Yesterday, Jamil was reported to have proposed arming religious department enforcement officers, after the fatal shooting of Pahang Islamic Religious Department chief Ahmad Rafli Abdul Malek on Sunday.
“We want the safety aspect to be upgraded. The enforcement officers can be given firearms during operations or we can have more patrols on their homes,” the minister in charge of Islamic affairs was quoted as saying by national news agency Bernama.
Police on Monday urged members of the “Tuhan Harun” religious sect to surrender over Ahmad Rafli’s shooting, which has been linked to the state’s ban on the Shiah denomination.
Zairil, however, argued that the government and the authorities cannot use one case as the basis for pushing such a drastic move as arming religious officers.
He said the motive for the murder has not even been established, and criticised the plan as a primitive response from the powers-that-be.
“This is more reflective of a very crude mentality, that the solution to everything is either violence or banning.
“Especially in religion, the solution is education, not anything else. There needs to be more community engagement and involvement, not damning, and certainly not arming people.
“This is the problem with the mentality, especially among our leaders in government... we are going about trying to fix things in a very ignorant way,” he said.
PKR’s Pandan MP Rafizi Ramli agreed that putting guns in the hands of religious officers would be a band-aid on the core problem of deteriorating national security, pointing to what he said was the police’s ineffectiveness in dealing with the rising trend of serious crimes.
He said that while the Pahang shooting was a tragedy, it only reflected the issue of crime spiralling out of control in the country.
“What happens to gun control? Where does it stop? We’ve had a senior Customs officer gunned down and they will ask for guns, and maybe an IRB (Inland Revenue Board) officer is gunned down by an errant tax payer. Will we give them guns too?” he said when contacted.
Rafizi said the government must deal with the root cause of the security problem by beefing up the police’s capabilities in fighting crime, instead of giving religious officers guns on a whim.
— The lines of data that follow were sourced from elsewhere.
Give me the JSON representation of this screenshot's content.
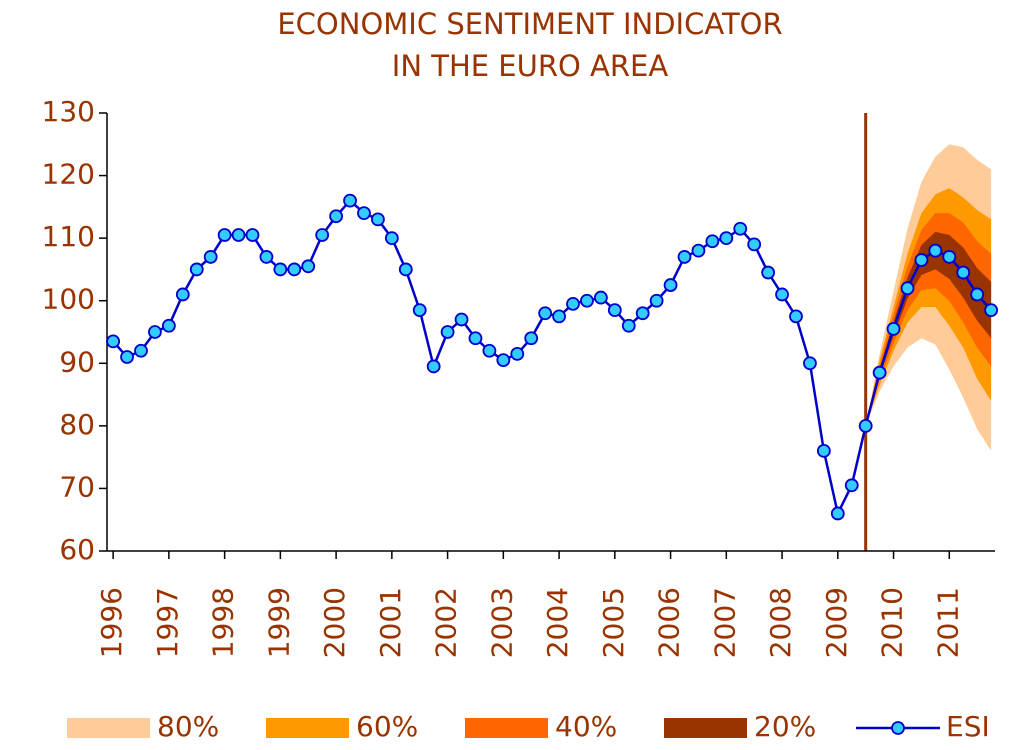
{
  "chart_data": {
    "type": "line",
    "title": [
      "ECONOMIC SENTIMENT INDICATOR",
      "IN THE EURO AREA"
    ],
    "x": [
      1996,
      1996.25,
      1996.5,
      1996.75,
      1997,
      1997.25,
      1997.5,
      1997.75,
      1998,
      1998.25,
      1998.5,
      1998.75,
      1999,
      1999.25,
      1999.5,
      1999.75,
      2000,
      2000.25,
      2000.5,
      2000.75,
      2001,
      2001.25,
      2001.5,
      2001.75,
      2002,
      2002.25,
      2002.5,
      2002.75,
      2003,
      2003.25,
      2003.5,
      2003.75,
      2004,
      2004.25,
      2004.5,
      2004.75,
      2005,
      2005.25,
      2005.5,
      2005.75,
      2006,
      2006.25,
      2006.5,
      2006.75,
      2007,
      2007.25,
      2007.5,
      2007.75,
      2008,
      2008.25,
      2008.5,
      2008.75,
      2009,
      2009.25,
      2009.5,
      2009.75,
      2010,
      2010.25,
      2010.5,
      2010.75,
      2011,
      2011.25,
      2011.5,
      2011.75
    ],
    "series": [
      {
        "name": "ESI",
        "color": "#0000cc",
        "marker_color": "#33ccff",
        "values": [
          93.5,
          91,
          92,
          95,
          96,
          101,
          105,
          107,
          110.5,
          110.5,
          110.5,
          107,
          105,
          105,
          105.5,
          110.5,
          113.5,
          116,
          114,
          113,
          110,
          105,
          98.5,
          89.5,
          95,
          97,
          94,
          92,
          90.5,
          91.5,
          94,
          98,
          97.5,
          99.5,
          100,
          100.5,
          98.5,
          96,
          98,
          100,
          102.5,
          107,
          108,
          109.5,
          110,
          111.5,
          109,
          104.5,
          101,
          97.5,
          90,
          76,
          66,
          70.5,
          80,
          88.5,
          95.5,
          102,
          106.5,
          108,
          107,
          104.5,
          101,
          98.5
        ]
      }
    ],
    "fan": [
      {
        "name": "80%",
        "color": "#ffcc99",
        "x": [
          2009.5,
          2009.75,
          2010,
          2010.25,
          2010.5,
          2010.75,
          2011,
          2011.25,
          2011.5,
          2011.75
        ],
        "upper": [
          80,
          91.5,
          101.5,
          111.5,
          119,
          123,
          125,
          124.5,
          122.5,
          121
        ],
        "lower": [
          80,
          85.5,
          89.5,
          92.5,
          94,
          93,
          89,
          84.5,
          79.5,
          76
        ]
      },
      {
        "name": "60%",
        "color": "#ff9900",
        "x": [
          2009.5,
          2009.75,
          2010,
          2010.25,
          2010.5,
          2010.75,
          2011,
          2011.25,
          2011.5,
          2011.75
        ],
        "upper": [
          80,
          90.5,
          99,
          107.5,
          114,
          117,
          118,
          116.5,
          114.5,
          113
        ],
        "lower": [
          80,
          86.5,
          92,
          96.5,
          99,
          99,
          96,
          92.5,
          87.5,
          84
        ]
      },
      {
        "name": "40%",
        "color": "#ff6600",
        "x": [
          2009.5,
          2009.75,
          2010,
          2010.25,
          2010.5,
          2010.75,
          2011,
          2011.25,
          2011.5,
          2011.75
        ],
        "upper": [
          80,
          89.7,
          97.8,
          105.5,
          111.3,
          114,
          114,
          112.5,
          109.5,
          107.5
        ],
        "lower": [
          80,
          87.3,
          93.2,
          98.5,
          101.7,
          102,
          100,
          96.5,
          92.5,
          89.5
        ]
      },
      {
        "name": "20%",
        "color": "#993300",
        "x": [
          2009.5,
          2009.75,
          2010,
          2010.25,
          2010.5,
          2010.75,
          2011,
          2011.25,
          2011.5,
          2011.75
        ],
        "upper": [
          80,
          89.1,
          96.6,
          103.7,
          108.9,
          111,
          110.5,
          108.5,
          105.2,
          103
        ],
        "lower": [
          80,
          87.9,
          94.4,
          100.3,
          104.1,
          105,
          103.5,
          100.5,
          96.8,
          94
        ]
      }
    ],
    "forecast_start": 2009.5,
    "forecast_line_color": "#993300",
    "text_color": "#993300",
    "xlim": [
      1995.89,
      2011.82
    ],
    "xticks": [
      1996,
      1997,
      1998,
      1999,
      2000,
      2001,
      2002,
      2003,
      2004,
      2005,
      2006,
      2007,
      2008,
      2009,
      2010,
      2011
    ],
    "ylim": [
      60,
      130
    ],
    "yticks": [
      60,
      70,
      80,
      90,
      100,
      110,
      120,
      130
    ],
    "grid": false
  }
}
“What happened is not that much different from what happened to the AmBank employee, or what happened to the AmBank founder,” he said, referring to bank officer Norazita Abu Talib, 37, and Ambank founder Hussain Ahmad Najadi, 75, who were shot and killed in two separate incidents.
“The root cause is what really happened to the effectiveness of the police force. Despite claims by the home minister that the crime rate has gone down, public security is not there.
“This is quite a new phenomenon in Malaysia, where people can just walk up to your house or face and shoot as if it’s from a Hollywood movie... I don’t think people feel safe now,” he said.
Shootings and gun murders exploded into the nation’s consciousness in August when Arab-Malaysian Development Bank founder Hussain Ahmad Najadi was assassinated in broad daylight by a gunman in Kuala Lumpur, just days after the chairman of crime watchdog MyWatch, R. Sri Sanjeevan, survived an attempted hit in Negri Sembilan on July 27.
Since then, Malaysians have grappled with growing violence that at one point saw daily shootings, both fatal and otherwise.